Nora, Roma’daki İspanyol Merdivenlerinde tanık olduğu cinayetteki durumunu sorgular.
Bilinçsiz ve sayıklar bir halde kendini hastanede bulur ve hem polis hem de doktoru tarafından sorgulamaya maruz kalır.

Giallo katili ile ilişkilendirilen siyah yağmurluğun 1960’lardaki Avrupa modasından kaynaklandığını ve Giallo’nun en belirgin görsel kinayesinin olmasının yanı sıra
katilin moda seçimi sonucu yıllar içinde değiştiğini söylemek mümkün.
Bava’nın "Sei donne per l’assassino / Blood and Black Lace (1964)" bir moda evinde geçen filmi de bu gözlemi doğrular.

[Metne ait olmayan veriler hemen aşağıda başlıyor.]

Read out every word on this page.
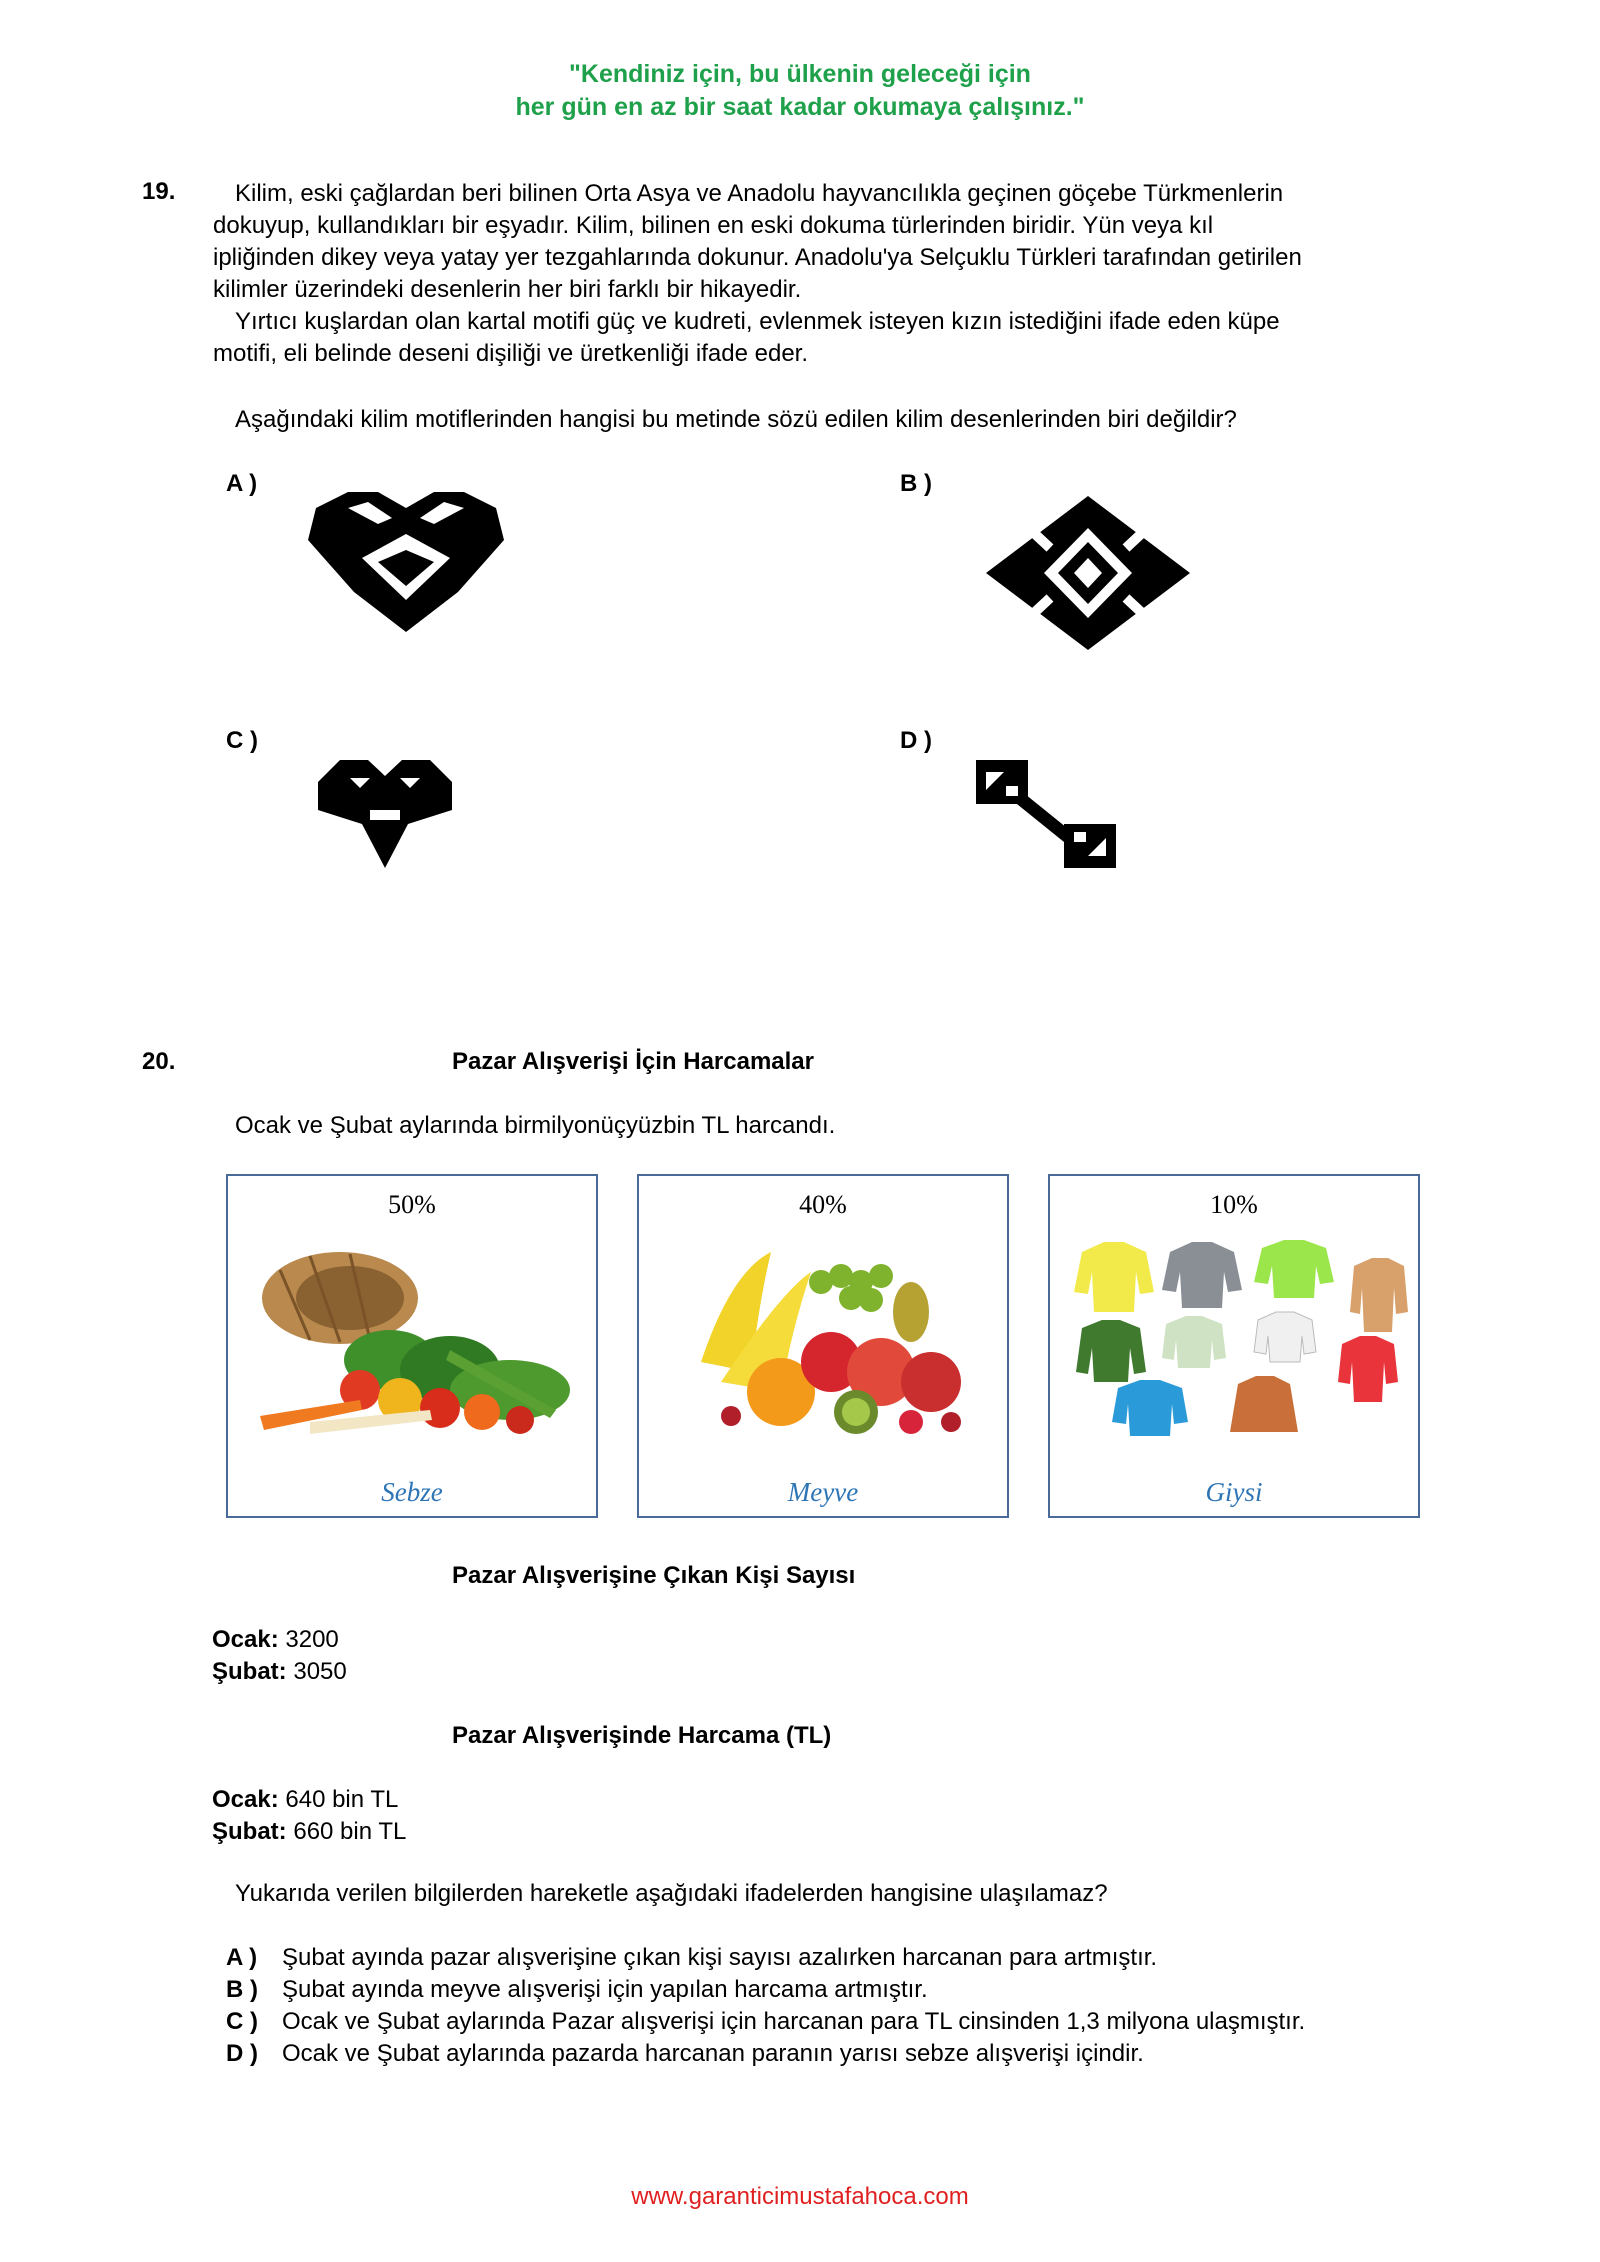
"Kendiniz için, bu ülkenin geleceği için
her gün en az bir saat kadar okumaya çalışınız."
19.	Kilim, eski çağlardan beri bilinen Orta Asya ve Anadolu hayvancılıkla geçinen göçebe Türkmenlerin
dokuyup, kullandıkları bir eşyadır. Kilim, bilinen en eski dokuma türlerinden biridir. Yün veya kıl
ipliğinden dikey veya yatay yer tezgahlarında dokunur. Anadolu'ya Selçuklu Türkleri tarafından getirilen
kilimler üzerindeki desenlerin her biri farklı bir hikayedir.
Yırtıcı kuşlardan olan kartal motifi güç ve kudreti, evlenmek isteyen kızın istediğini ifade eden küpe
motifi, eli belinde deseni dişiliği ve üretkenliği ifade eder.
Aşağındaki kilim motiflerinden hangisi bu metinde sözü edilen kilim desenlerinden biri değildir?
A )	B )
C )	D )
20.	Pazar Alışverişi İçin Harcamalar
Ocak ve Şubat aylarında birmilyonüçyüzbin TL harcandı.
50%
Sebze
40%
Meyve
10%
Giysi
Pazar Alışverişine Çıkan Kişi Sayısı
Ocak: 3200
Şubat: 3050
Pazar Alışverişinde Harcama (TL)
Ocak: 640 bin TL
Şubat: 660 bin TL
Yukarıda verilen bilgilerden hareketle aşağıdaki ifadelerden hangisine ulaşılamaz?
A ) Şubat ayında pazar alışverişine çıkan kişi sayısı azalırken harcanan para artmıştır.
B ) Şubat ayında meyve alışverişi için yapılan harcama artmıştır.
C ) Ocak ve Şubat aylarında Pazar alışverişi için harcanan para TL cinsinden 1,3 milyona ulaşmıştır.
D ) Ocak ve Şubat aylarında pazarda harcanan paranın yarısı sebze alışverişi içindir.
www.garanticimustafahoca.com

Karışık doktor-dedektif söylemi de Giallo'da popülerdir.
Halüsinasyonlar ve hayali görüntüler "Una lucertola con la pelle di donna / Lizard in a Woman’s Skin, Lucio Fulci, (1971)" ve


"Lo strano vizio della signora Wardh / Blade of the Ripper / The Next Victim! / The Strange Vice of Mrs. Wardh, Sergio Martino, (1971)" da hem baş kahraman hem de anlatı gizemi
merkezdedir ve Giallo’nun kalıtsal patolojik dişiliğinin ve ‘’hasta’’ kadının büyüsünün birer parçalarıdır.







Burada birçok histerik bulunmaktadır: dişilik yoluyla olmasına rağmen anlatılarını ‘hastalığın’ ve gizemin düşüşüne bağlayan "Il coltello di ghiaccio / Knife of Ice, Umberto Lenzi, (1972)" ve
"Tutti i colori del buio "All the Colors of the Dark / They’re coming to get you / Yılan Ruhlu Kadının Kabusu, Sergio Martino, (1972)" filmleri gibi.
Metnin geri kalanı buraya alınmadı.